The Essential Philosophy


And lastly, one of the interesting points that were revealed about Essential during the Mossberg interview was that Essential has a connection to a company called Playground. Rubin launched Playground, a venture capital firm where a few dozen engineers and designers at Playground Studios help startups build stuff. Rubin was telling Mossberg that Essential is willing and able to do things Apple won't.


He talked about how an idea from the Playground group, backed by venture capitalists, could make its way into the Essential product line so as to promote a new idea or concept that the big boys like Apple can't take a chance on for their products. Most of these ideas need a starting point prior to building volume / scale so that it could later be appealing to other Android OEMs to add to their smartphone line-up that might give them an advantage over Apple or Samsung.


Later in the Wired interview, Jason Keats, the company's head of product architecture, said that if the Essential 'Phone'' were to sell 50 million units in its debut quarter that they'd be totally screwed, adding that "Essential simply cannot produce that many phones. That's the point. We've gone after technologies and methods of manufacturing that aren't designed to support 50 million devices." Keats told Wired that he wants Essential to think like a high-end watchmaker, not a commodity gadget builder. (Granted, everyone says this, even the commodity gadget builders.) From the start, Essential's designers and engineers met with countless manufacturers in search of the most interesting technology and materials, especially stuff no one could produce at scale. "We're not for everybody," Keats says. "You know it's going to be a little exclusive."


Rubin admitted that of course Essential wants to scale up and be super profitable, but that for now, that's not the priority. The priority is about making cool products with unique features on an open source platform that encourages and promotes new ideas that are reviewed and promoted by the Playground group through Essential Product's platform.
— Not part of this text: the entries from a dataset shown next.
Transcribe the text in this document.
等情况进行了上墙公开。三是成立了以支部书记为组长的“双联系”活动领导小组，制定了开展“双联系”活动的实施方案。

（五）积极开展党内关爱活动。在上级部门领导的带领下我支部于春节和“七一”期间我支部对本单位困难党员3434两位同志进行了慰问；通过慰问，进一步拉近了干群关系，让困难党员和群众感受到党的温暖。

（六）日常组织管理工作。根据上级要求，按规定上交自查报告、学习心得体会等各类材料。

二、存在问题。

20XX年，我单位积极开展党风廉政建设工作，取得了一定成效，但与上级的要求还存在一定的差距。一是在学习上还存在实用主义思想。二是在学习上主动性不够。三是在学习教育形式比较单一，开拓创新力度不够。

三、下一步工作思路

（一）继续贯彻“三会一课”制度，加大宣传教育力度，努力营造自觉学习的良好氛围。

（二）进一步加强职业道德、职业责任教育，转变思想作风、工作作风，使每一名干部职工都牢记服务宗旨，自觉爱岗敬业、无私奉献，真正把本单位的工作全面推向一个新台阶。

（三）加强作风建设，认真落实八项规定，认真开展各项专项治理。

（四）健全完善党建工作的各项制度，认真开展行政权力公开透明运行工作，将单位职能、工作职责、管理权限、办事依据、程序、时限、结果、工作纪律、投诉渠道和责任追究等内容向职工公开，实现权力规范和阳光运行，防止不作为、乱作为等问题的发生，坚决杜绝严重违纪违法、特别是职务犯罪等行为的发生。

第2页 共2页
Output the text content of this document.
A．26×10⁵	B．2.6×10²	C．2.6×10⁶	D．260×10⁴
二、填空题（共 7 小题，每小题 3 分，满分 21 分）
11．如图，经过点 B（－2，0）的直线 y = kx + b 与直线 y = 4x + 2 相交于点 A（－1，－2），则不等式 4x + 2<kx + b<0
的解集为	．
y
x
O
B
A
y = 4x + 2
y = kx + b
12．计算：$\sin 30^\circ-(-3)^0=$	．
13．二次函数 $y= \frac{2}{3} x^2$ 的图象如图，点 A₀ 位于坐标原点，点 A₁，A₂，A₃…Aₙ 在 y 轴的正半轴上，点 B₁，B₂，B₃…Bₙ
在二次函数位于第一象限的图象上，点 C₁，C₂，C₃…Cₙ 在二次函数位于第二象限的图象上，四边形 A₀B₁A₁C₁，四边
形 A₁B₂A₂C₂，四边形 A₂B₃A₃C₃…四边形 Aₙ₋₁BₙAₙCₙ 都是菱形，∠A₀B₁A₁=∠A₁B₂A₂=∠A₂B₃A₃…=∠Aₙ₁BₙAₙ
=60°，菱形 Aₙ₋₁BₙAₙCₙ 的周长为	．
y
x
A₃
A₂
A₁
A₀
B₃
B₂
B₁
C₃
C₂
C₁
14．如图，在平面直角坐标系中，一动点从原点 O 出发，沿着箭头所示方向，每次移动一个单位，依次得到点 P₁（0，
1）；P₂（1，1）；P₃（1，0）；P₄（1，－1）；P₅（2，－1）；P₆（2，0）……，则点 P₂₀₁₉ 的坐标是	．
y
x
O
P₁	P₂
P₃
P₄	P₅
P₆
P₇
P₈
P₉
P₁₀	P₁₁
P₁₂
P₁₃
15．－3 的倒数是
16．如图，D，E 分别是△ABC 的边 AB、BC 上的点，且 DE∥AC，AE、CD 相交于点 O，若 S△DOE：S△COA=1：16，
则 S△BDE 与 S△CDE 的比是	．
So while building a new brand is important, so is giving new ideas a chance to breathe, mature and become popular for Essential and other OEM's who want to adopt the new technologies.


In theory, it's a very interesting approach, though only time will tell if it's one that could survive. In a maturing market like smartphones, Rubin feels that being able to make a product stand out from those from Apple and Samsung will be welcomed by those that are real techies or those who love style and design.


That's why Essential is sticking with Android for hardware. It has the largest market share by far that could ensure that Essential Phone buyers won't miss out on their favorite apps.


At present no patents were found covering Essential's Internet of Things (IoT) OS called Ambient OS.


In the end, Essential is by no means a competitor to Apple. Oddly, if anything, Essential may be more of a threat to other venture capitalist firms. If an inventor has a great hardware idea that is struggling to get off the ground, inventors are likely going to make their pitch to Essential Products Inc. first knowing that it could find its way to market faster.


Then again, Essential has to first prove that consumers have any interest in their products and that's where the rubber meets the road. Taking the flip side of Rubin's analogy, in a maturing market, most consumers tend to stick with what's successful and backed by great service. That's going to be a huge wall for Essential to climb, especially against Apple. On that point, good luck.